Many writers love involving other writers & artists and working toward the synergy of something like larger retreats or colonies. There are many things to be gained here--comraderie, accountability, other people sharing in your work.  I think there is room for both those sorts of retreats that involve others and the benefits of solitude, so maybe you can aiming for a mix of both.  Simply doing things like having lunch or dinner with other writers, or going to a reading or book club or workshop can satisfy the need for these things while still granting you some alone time during your weekend.

{The Where}

I like working at home, but if you don't have the gift of solitude, other places can also work.  Housesitting, cheap hotel rooms, vacation rentals.  If you can't leave home, but would prefer to work elsewhere, there are other options that offer an escape from home, but the ability to go back as needed.  Coffeeshops, bookstores, and of course, libraries.  Anywhere with work spaces, staff that don't mind you lingering,   and maybe coffee or tea readily accessible.  I managed edits on my first book an entire summer sitting for a couple hours nightly in the cafe at a Barnes & Noble downtown (my sister was staying with me during that time, and we always were having too much fun at home,  so I needed somewhere I could work without distracttions)   So anywhere that meets a few requirements can work.

{The How?}

Ideally , wherever you wind up, clearing yourself of other obligations is key.   Ideally, you will amass beforehand everything you might need during--food (simple or already prepared food is good, takeway of you can afford it, or you might want to make your own meals as part of your daily routine,)  Just make sure there's no need to go shopping and that everything is there at your fingertips.This is not to say outings are strictly forbidden, but aim to have outings be condusive to artmaking--go for walks, or picnics, or to readings, performances, museums with the intention that they will feed your creative impulses.
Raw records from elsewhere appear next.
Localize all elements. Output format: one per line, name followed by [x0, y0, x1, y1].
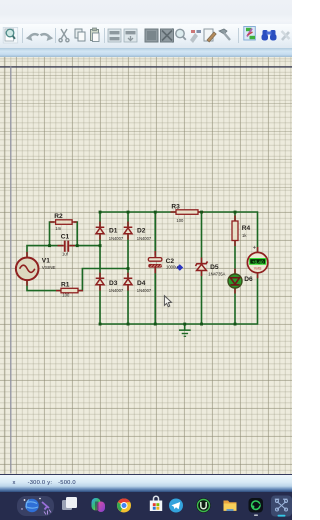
svg-text:R4: R4	[242, 225, 251, 232]
svg-text:1000u: 1000u	[166, 265, 178, 270]
svg-text:VSINE: VSINE	[42, 265, 56, 270]
svg-text:1N4735A: 1N4735A	[208, 272, 225, 277]
svg-text:+: +	[253, 246, 257, 252]
svg-text:1uf: 1uf	[62, 252, 69, 257]
svg-text:+8.40: +8.40	[252, 259, 264, 264]
svg-text:1N4007: 1N4007	[109, 236, 124, 241]
svg-text:D4: D4	[137, 280, 146, 287]
svg-text:1N4007: 1N4007	[137, 288, 152, 293]
svg-text:100: 100	[176, 218, 184, 223]
svg-text:D5: D5	[210, 264, 219, 271]
svg-text:D6: D6	[244, 276, 253, 283]
svg-text:C1: C1	[61, 233, 70, 240]
svg-text:D3: D3	[109, 280, 118, 287]
svg-text:1m: 1m	[55, 226, 61, 231]
svg-text:1N4007: 1N4007	[137, 236, 152, 241]
svg-text:V1: V1	[42, 257, 50, 264]
svg-text:1N4007: 1N4007	[109, 288, 124, 293]
svg-text:D2: D2	[137, 228, 146, 235]
svg-text:1k: 1k	[242, 233, 247, 238]
svg-text:R1: R1	[61, 281, 70, 288]
svg-text:D1: D1	[109, 228, 118, 235]
svg-text:R3: R3	[171, 203, 180, 210]
svg-text:100: 100	[62, 293, 70, 298]
svg-text:R2: R2	[54, 213, 63, 220]
svg-text:Volts: Volts	[254, 266, 262, 270]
Prepare by having other things you need close at hand--pens, papers, supplies.  Materials that inspire-books, podcasts, movies (a friend swears that she loves to stream horror movies in the background while she's drawing and working on projects).  I like to do some reading, both with craft in mind and totally escapist, which helps me connect to work that is not my own. Read interviews and features on other wirters and related materials. Look at art that inspires you. Since my process is both written and visual, I vascillate back and forth between mediums sometimes.

I like to start the day by looking at some older work and reconnect with it.  Sometimes, the world passes so fast and once something is published, it's near forgotten and on to the next thing.  Reconnecting helps me see where I've been and where I might want to go. It also helps, even in fallow periods to remind myself that I have put something into the world and I will yet again.   Even re-reading an old chap or poems online from years ago can be valuable for this reconnection.  This weekend, for example, I spent some time with my very first chapbook, The Archaeologists Daughter and how foreign, yet prescient some of those poems seem nearly two decades later.
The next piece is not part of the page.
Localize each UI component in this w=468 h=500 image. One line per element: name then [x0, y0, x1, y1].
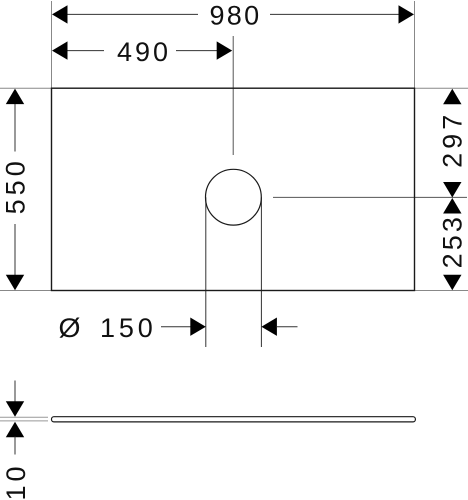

It also might be helpful to think bout how much you like structures and schedules.  Do you have a goal of pages?  Of time spent? Is it more free-form?  Can you unplug completely or do you find things like the internet useful to your process.  In which case adjust accordingly.  Do you prefer dogged pursuit or a whatever- happens happens approach?  Both can work and your goals and process will determine which is appropriate for your needs. I allow for sleeping in and ample napping since those things help me be more productive when I am awake, and then usually work into the night.  But you might be an early riser who prefers to be up and productive before the rest of the world wakes up. Figure out what works for you.